A South African fintech lender providing fast and flexible working capital funding to small to medium enterprises (SMEs) solves the delayed payments crisis facing SMEs with short- to medium-term business loans of up to R10 million.

Its funding is approved in 24 hours or less, with its current average being three hours, through an online process that takes around two minutes – offering a simpler and more transparent alternative to traditional loans.

Instead of requiring extensive paperwork, audited financials and multiple in-person meetings, its technology connects securely to a business’s bank and accounting data to build a real-time picture of its financial health. This allows Bridgement to make faster, more accurate credit decisions and to price funding in a way that reflects the actual performance of the business.

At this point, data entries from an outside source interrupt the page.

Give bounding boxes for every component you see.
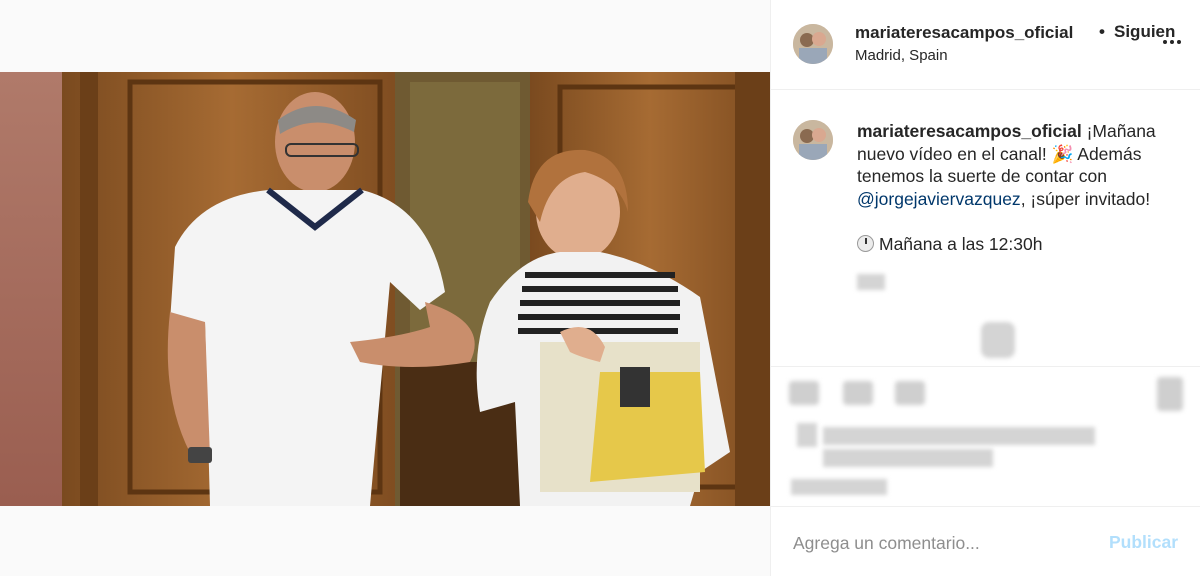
comment-input[interactable] [793, 531, 1103, 555]
media-column [0, 0, 770, 576]
caption-username[interactable]: mariateresacampos_oficial [857, 121, 1082, 141]
header-separator: • [1099, 22, 1105, 41]
location-link[interactable]: Madrid, Spain [855, 47, 948, 64]
caption-body-end: , ¡súper invitado! [1020, 188, 1151, 209]
blurred-likes-avatar [797, 423, 817, 447]
mention-link[interactable]: @jorgejaviervazquez [857, 189, 1021, 209]
caption-time-text: Mañana a las 12:30h [879, 234, 1043, 254]
caption-time-line: Mañana a las 12:30h [857, 234, 1042, 255]
clock-icon [857, 235, 874, 252]
post-photo[interactable] [0, 72, 770, 506]
post-header: mariateresacampos_oficial • Siguien Madr… [771, 0, 1200, 90]
blurred-post-date [791, 479, 887, 495]
caption-section: mariateresacampos_oficial ¡Mañana nuevo … [771, 90, 1200, 366]
more-options-icon[interactable] [1161, 38, 1183, 46]
caption-text: mariateresacampos_oficial ¡Mañana nuevo … [857, 120, 1187, 210]
blurred-likes-text-2 [823, 449, 993, 467]
like-icon[interactable] [789, 381, 819, 405]
post-actions [771, 366, 1200, 506]
publish-button[interactable]: Publicar [1109, 532, 1178, 553]
blurred-likes-text [823, 427, 1095, 445]
blurred-spinner [981, 322, 1015, 358]
blurred-timestamp [857, 274, 885, 290]
save-icon[interactable] [1157, 377, 1183, 411]
author-avatar[interactable] [793, 24, 833, 64]
author-username[interactable]: mariateresacampos_oficial [855, 23, 1073, 43]
share-icon[interactable] [895, 381, 925, 405]
post-side-panel: mariateresacampos_oficial • Siguien Madr… [770, 0, 1200, 576]
comment-bar: Publicar [771, 506, 1200, 576]
post-photo-illustration [0, 72, 770, 506]
caption-author-avatar[interactable] [793, 120, 833, 160]
comment-icon[interactable] [843, 381, 873, 405]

Addressing the late-payment and cashflow gaps with revolving credit, term loans and invoice financing for up to 24 months, Bridgement ensures SMEs remain financially stable and operational while waiting for delayed payments. Facilities are designed to be reused as customers settle their invoices, helping business owners smooth out cashflow, take on larger orders with confidence and negotiate better terms with their own suppliers.

The gap this closes

The National Treasury published data in March 2026 confirming that R12.4 billion in invoices older than 30 days remained unpaid by government departments alone. In the private sector, payment cycles of 90–120 days are standard.

The end-to-end cash cycle for an SME supplying large corporates can exceed 150 days once order times, delivery, invoicing and extended payment terms are factored in.

For a growing business, that gap is often the difference between hiring or freezing headcount, taking on a new contract or turning it down – and in some cases, keeping the doors open.

Technology simplifies SME payments and liquidity

Bridgement is the only SME credit provider in South Africa integrated into the country’s three leading cloud accounting platforms: Xero, Sage and QuickBooks. These integrations allow the company to ingest up-to-date financial data directly from the tools SMEs already use to run their businesses, eliminating manual uploads and reducing the risk of errors.

By combining banking and accounting data with its proprietary credit-scoring models, Bridgement can make faster decisions, tailor limits to each client’s actual trading patterns, and offer dynamic facilities that grow as the business grows. For SME owners, this means less time spent on paperwork and more time serving customers and building their companies while effectively overcoming the payment gap.

“Waiting three to six months to be paid is simply not compatible with running a healthy small business,” says Daniel Goldberg, founder and CEO of Bridgement. “Our mission is to give SMEs a funding partner that moves at the same speed they do – using technology to remove friction, paperwork and uncertainty from the process.

“By plugging directly into the accounting and banking tools SMEs already use, we can understand their businesses in real time and provide the right level of funding at the right moment. That means our clients can focus on winning contracts and serving customers, instead of chasing payments and worrying about month-end.”